Volatility-reducing strategies such as WisdomTree’s PUTW and RPUT can help investors stay the course without introducing the unique stock selection risk of other low-volatility investment strategies. By incorporating option strategies, investors can potentially outperform not only during periods of stress but also on a longer-term risk-adjusted basis. Additionally, option-selling strategies can be used to generate higher income for an investor’s portfolio during periods of heightened volatility. We believe PUTW and RPUT are very strong candidates for any risk-sensitive equity asset allocation.

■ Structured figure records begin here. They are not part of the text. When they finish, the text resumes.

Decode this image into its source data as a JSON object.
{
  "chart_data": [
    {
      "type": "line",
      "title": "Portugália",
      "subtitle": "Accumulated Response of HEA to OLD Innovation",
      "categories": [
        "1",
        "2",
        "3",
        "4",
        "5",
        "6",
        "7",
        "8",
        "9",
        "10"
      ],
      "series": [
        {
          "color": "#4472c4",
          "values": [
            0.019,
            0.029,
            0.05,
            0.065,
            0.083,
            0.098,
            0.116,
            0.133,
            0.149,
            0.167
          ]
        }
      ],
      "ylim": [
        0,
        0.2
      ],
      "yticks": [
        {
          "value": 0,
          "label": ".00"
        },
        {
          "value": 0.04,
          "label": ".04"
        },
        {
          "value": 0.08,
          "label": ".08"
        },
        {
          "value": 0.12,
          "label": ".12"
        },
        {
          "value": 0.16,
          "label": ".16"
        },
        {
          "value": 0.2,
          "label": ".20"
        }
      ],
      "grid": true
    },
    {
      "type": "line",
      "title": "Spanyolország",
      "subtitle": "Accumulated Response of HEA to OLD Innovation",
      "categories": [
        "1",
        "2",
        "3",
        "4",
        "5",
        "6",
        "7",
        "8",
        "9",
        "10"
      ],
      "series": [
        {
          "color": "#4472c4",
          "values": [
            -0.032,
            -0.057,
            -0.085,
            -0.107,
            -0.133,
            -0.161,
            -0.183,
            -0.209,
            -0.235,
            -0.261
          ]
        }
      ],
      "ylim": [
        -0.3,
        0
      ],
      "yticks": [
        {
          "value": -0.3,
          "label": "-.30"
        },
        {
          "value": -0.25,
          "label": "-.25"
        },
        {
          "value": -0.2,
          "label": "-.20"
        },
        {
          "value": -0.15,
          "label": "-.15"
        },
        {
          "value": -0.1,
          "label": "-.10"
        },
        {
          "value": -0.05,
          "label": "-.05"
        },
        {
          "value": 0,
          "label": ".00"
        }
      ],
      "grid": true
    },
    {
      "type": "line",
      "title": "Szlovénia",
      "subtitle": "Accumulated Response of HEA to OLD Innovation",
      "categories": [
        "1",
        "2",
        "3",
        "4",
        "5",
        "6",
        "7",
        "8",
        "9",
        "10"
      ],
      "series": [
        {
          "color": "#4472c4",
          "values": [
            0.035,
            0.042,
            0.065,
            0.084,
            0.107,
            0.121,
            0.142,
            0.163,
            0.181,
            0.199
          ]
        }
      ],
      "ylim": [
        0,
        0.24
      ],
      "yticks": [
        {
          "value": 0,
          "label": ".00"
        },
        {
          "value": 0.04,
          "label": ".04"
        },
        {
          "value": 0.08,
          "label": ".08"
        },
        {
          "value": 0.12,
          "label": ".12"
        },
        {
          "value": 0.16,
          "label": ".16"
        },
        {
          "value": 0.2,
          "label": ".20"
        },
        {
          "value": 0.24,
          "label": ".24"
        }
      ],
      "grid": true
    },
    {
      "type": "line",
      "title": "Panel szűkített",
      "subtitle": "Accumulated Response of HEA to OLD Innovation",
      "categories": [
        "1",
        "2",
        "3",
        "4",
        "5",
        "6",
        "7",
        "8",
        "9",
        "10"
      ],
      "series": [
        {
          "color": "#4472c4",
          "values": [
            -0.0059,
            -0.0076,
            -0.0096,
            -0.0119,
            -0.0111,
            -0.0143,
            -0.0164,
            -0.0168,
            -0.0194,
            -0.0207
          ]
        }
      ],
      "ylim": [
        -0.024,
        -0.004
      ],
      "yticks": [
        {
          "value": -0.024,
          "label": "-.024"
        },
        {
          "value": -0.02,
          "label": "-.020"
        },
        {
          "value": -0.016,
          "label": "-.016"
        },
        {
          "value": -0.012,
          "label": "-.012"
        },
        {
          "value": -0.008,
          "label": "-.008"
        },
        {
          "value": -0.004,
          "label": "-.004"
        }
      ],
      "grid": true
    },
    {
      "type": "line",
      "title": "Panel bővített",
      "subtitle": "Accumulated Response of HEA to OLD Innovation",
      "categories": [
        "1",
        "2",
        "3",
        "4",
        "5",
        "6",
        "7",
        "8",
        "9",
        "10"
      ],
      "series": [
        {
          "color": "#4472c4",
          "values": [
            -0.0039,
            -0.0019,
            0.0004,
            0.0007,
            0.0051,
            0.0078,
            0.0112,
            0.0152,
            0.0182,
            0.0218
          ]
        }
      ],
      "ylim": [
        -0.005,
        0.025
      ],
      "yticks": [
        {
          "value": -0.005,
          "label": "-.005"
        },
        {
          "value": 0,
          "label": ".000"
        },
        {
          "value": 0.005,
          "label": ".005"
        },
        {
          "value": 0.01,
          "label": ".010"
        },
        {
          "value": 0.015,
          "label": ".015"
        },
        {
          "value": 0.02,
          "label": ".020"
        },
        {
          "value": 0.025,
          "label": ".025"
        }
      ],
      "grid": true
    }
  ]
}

Important Risks Related to this Article

There are risks associated with investing, including possible loss of principal. These Funds will invest in derivatives, including Russell 2000 Index put options (“RUT Puts”) and S&P 500 Index put options (“SPX Puts”). Derivative investments can be volatile, and these investments may be less liquid than securities, and more sensitive to the effects of varied economic conditions. The value of the RUT Puts and the SPX Puts in which the Fund invests is partly based on the volatility used by market participants to price such options (i.e., implied volatility). The options values are partly based on the volatility used by dealers to price such options, so increases in the implied volatility of such options will cause the value of such options to increase, which will result in a corresponding increase in the liabilities of the Fund and a decrease in the Fund’s NAV. Options may be subject to volatile swings in price, influenced by changes in the value of the underlying instrument. The potential return to the Fund is limited to the amount of option premiums it receives; however, the Fund can potentially lose up to the entire strike price of each option it sells. Due to the investment strategy of the Fund, it may make higher capital gain distributions than other ETFs. Please read each Funds’ prospectus for specific details regarding the Fund’s risk profile.